The fortunate discovery of Resa’s Pieces’ wonderful website has enhanced my 50 year long love of music. Captivated by the joy expressed on Resa’s face in the photo album, I was thrilled to find that the exuberance Resa radiates is even more intense in person.
Playing at a McGill University student residence dance in 1964, I had no concept that music for percussion was written. There was no music program at my Montreal high school and I had no formal training. Drumming, to my limited understanding, was intuitive, visceral, ear driven, but most of all great fun!
When I started playing in community bands 20 years ago, the learning curve was steep. There was many a time when 30 musicians turned around and looked at me with a frown. Conductors, six and counting, did not take kindly to an undisciplined drummer.
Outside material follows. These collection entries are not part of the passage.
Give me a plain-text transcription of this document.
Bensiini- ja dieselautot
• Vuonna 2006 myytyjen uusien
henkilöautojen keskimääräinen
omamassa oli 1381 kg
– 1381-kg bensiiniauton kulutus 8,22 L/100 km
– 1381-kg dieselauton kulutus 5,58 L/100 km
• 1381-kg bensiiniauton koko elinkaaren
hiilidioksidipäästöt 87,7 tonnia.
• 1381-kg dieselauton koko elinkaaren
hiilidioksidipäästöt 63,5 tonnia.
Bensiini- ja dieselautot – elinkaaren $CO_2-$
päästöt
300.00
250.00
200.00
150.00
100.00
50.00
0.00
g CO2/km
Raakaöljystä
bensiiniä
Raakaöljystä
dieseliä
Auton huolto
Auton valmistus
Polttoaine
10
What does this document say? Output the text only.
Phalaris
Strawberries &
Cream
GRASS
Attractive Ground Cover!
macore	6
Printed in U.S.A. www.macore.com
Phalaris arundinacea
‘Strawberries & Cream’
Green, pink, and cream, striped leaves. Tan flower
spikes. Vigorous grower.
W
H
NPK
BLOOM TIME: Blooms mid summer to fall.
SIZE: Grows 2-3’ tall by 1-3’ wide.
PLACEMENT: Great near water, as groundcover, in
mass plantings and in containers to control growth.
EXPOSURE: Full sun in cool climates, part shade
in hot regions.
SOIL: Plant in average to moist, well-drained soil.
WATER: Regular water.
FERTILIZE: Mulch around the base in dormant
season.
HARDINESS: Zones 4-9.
There was a memorable rehearsal with a guest conductor who was a respected retired high school teacher. Some of his alumni came to the rehearsal to honour him. One of them was a percussionist reputed to have gone on to study at Juilliard. I was on drum set and Mr. Juilliard was on tympani behind me. There was only one percussion score for that particular piece and I handed it back to him. After 60 bars of rest he leaned over and asked “where are we”? When I explained that I did not have a score, he asked “then how are you playing?” I answered “oh, I play better without written music”.
Much has changed over the years, the hair is sparse, the beard is white and the score now has a prominent place at the drum set, but the joy of playing music with such a wonderful group is as intense as ever.